Kate and I surveyed the pool before us. Irregularly shaped, with two walls butting against the rock face that fed it with its boiling waterfall, it could have been mistaken for a natural lagoon if the underwater tiling didn’t give it away. Had we come later in the day, the café and bar making the third wall would have been far more inviting. Instead, it was impossible to ignore that it was nine in the morning, almost, but not quite, entirely the wrong time for a beverage. It was too late for coffee to sound very appealing before a hot soak, and not quite late enough to sanction a brew.

The fourth wall of the pool created a walkway between the largest, hottest, and prettiest of the pools, and the second in all three categories. Underground pipes from the first, assisted solely by gravity, cascaded water that kept the second’s temperature more or less constant. The same occurred in the third.

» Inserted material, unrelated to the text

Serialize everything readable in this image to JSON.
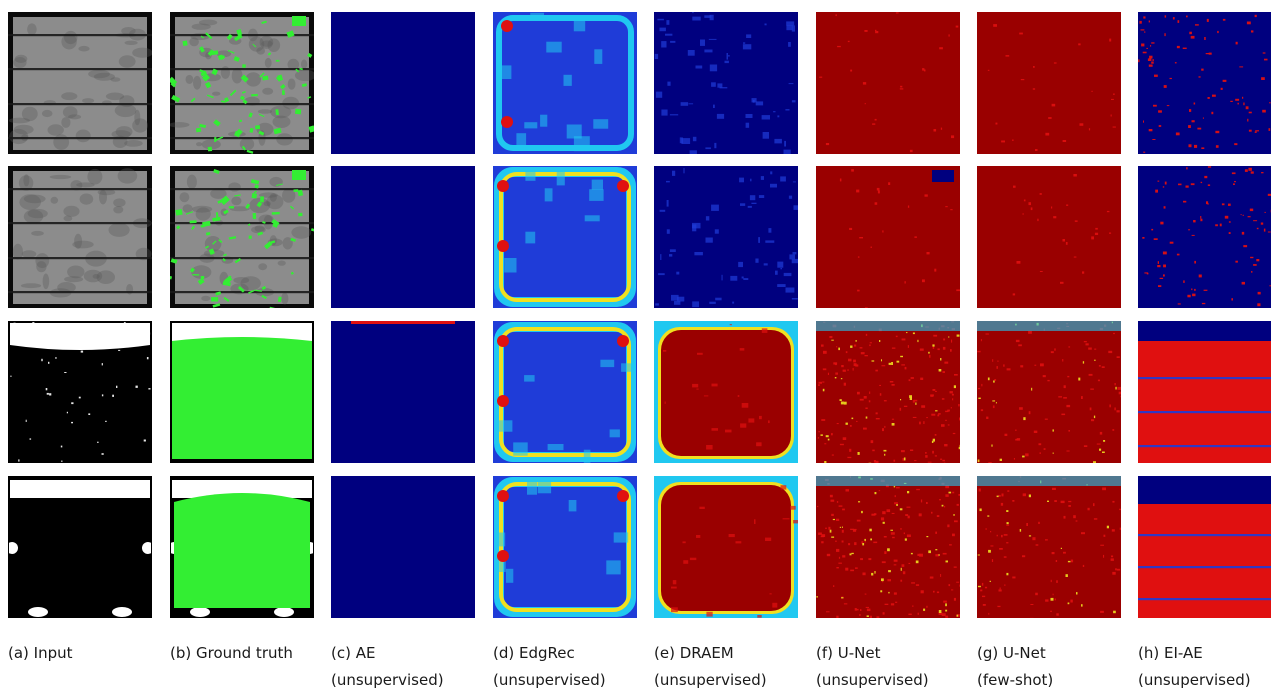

I dipped my toes into the first pool. It was hot, but bearable. I immersed myself up to my knee, and right about then decided that I was too much of a weeny to go any further. The heat, to which I had hoped I would acclimate, did not seem to get any cooler. Instead, words like “searing,” and “ohmygodthisissohotican’tstandit” kept thumping themselves against my consciousness. Is this the way a lobster feels as it contemplates the final moments leading up to the great beyond?

“What do you think? 140 degrees? 150?” I asked Kate as she walked up beside me. She shot me a look that clearly suggested I needed to re-zero my internal thermometer. “Forget this, let’s go to the cooler pool.”

Kate’s example and snide allusions about my manliness eventually got me up to my chest in the main pool. When I tried to move however, my zen-like concentration on penguins and snow days was instantly broken, and we spent much of our remaining time alternating between pools number two and three. While they were certainly cooler than the first, they were plenty warm enough to work away at our muscle knots and induce that sleepy, sluggish feeling that hot water brings. I hoped the minerals would be good for my skin, but found myself wondering what the students at my 15 schools would say if the gringo walked up dyed as thoroughly green as the stones. I’m already huge here; would “you wouldn’t like me when I’m angry” translate, or would it be taken as a polite, though obvious, statement of personality?

After several hours, our skin seemed irrevocably pruned, though still depressingly similar in color to when we had arrived. Throughout the morning, the cloud forest kept sweeping in dense fog, then lifting it just as suddenly. We didn’t even get bronzed; I’m still rocking the farmer tan.

Eventually other obligations reminded us that we couldn’t stay forever. Standing fully clothed a few minutes later, I surveyed my surroundings one last time. This wasn’t mental anguish, and I’m not even that lonely, I decided. Is Guatemala simply the Posh Corps, or have I found a hidden gem?